Central Theme: The article analyzes whether China’s extensive holdings of US Treasury bonds represent a powerful financial weapon (“nuclear option”) it could realistically deploy against the US, particularly as retaliation in a trade war scenario initiated by tariffs under the Trump administration.
Key Points & Arguments:
- The Trigger & Speculation: A sharp drop in US bond prices (and rise in yields) in April 2025 coincided with escalating US-China tariffs under Trump. This fueled speculation that Beijing was selling Treasuries as retaliation, possibly prompting Trump’s subsequent partial tariff exemptions on electronics. However, immediate confirmation is impossible, as data lags.
- China’s Holdings: China holds the world’s largest foreign reserves (approx. $3.2 trillion). While official direct holdings of US Treasuries have declined from a peak of $1.3T in 2013 to around $760B in Jan 2025 (making Japan the largest official holder), experts believe China holds substantial additional amounts indirectly via custodians in countries like Belgium and Luxembourg, possibly keeping total exposure relatively stable but less visible.
- Diminishing Leverage: Even assuming large hidden holdings (perhaps $1T total), China’s influence is diluted by the massive growth in US debt (marketable debt rising from $13.1T in 2015 to $28.9T in 2024). China’s share (now estimated around 3.4%) is smaller relative to the market’s size and daily trading volumes (~$900B-$1.5T).
- Limited Impact & Countermeasures: Analysts estimate even a large sell-off (e.g., $300B) would only moderately increase yields short-term. The US Federal Reserve would likely intervene by buying bonds (as in 2020) to stabilize the market, though this could complicate inflation control and weaken the dollar. Furthermore, the US could potentially retaliate with severe measures like freezing Chinese assets held by US banks.
- Self-Inflicted Damage: A mass sell-off would significantly harm China. It would devalue its own vast remaining dollar reserves. Selling dollars to repatriate funds would strengthen the Renminbi, hurting Chinese exports already suffering from tariffs – an act described as “autosabotage”. Exchanging dollars for other currencies would be difficult without causing major appreciation in those currencies.

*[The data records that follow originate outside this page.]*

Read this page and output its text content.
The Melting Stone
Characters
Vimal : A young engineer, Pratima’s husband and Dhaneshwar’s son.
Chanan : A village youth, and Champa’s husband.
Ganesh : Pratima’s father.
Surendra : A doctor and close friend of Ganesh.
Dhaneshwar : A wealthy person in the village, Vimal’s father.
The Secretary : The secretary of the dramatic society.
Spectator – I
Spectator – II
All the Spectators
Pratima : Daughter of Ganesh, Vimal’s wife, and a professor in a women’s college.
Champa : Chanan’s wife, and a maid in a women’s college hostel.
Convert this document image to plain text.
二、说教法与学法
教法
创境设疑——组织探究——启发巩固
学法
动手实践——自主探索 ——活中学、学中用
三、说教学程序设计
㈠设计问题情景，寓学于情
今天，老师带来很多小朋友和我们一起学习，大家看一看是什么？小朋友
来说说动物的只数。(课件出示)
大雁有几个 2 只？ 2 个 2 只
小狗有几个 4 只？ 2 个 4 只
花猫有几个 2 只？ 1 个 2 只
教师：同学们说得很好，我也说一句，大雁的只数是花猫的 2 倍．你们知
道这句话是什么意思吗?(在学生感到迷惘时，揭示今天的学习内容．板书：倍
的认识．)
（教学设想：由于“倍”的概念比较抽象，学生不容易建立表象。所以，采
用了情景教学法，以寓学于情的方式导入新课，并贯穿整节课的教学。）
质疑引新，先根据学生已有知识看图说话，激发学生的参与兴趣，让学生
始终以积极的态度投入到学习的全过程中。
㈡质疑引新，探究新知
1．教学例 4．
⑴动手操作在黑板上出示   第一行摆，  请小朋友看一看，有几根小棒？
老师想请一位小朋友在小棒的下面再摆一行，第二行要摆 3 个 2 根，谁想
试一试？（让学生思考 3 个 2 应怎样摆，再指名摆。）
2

- The Debtor’s Advantage: The situation reflects Keynes’ idea: owing a million means the *bank* has a problem. The US, as the large debtor, holds significant leverage over China, its creditor.
Conclusion:
The article concludes that China’s ability to use its US Treasury holdings as a potent financial weapon is largely overestimated and likely a “dud” (“niewypał”). The potential market impact is limited and likely to be countered, while the risks of US retaliation and severe self-inflicted economic and financial damage make a large-scale sell-off highly improbable and strategically unwise for Beijing. China’s dollar accumulation stems more from managing trade surpluses and its currency value than from acquiring a readily usable weapon.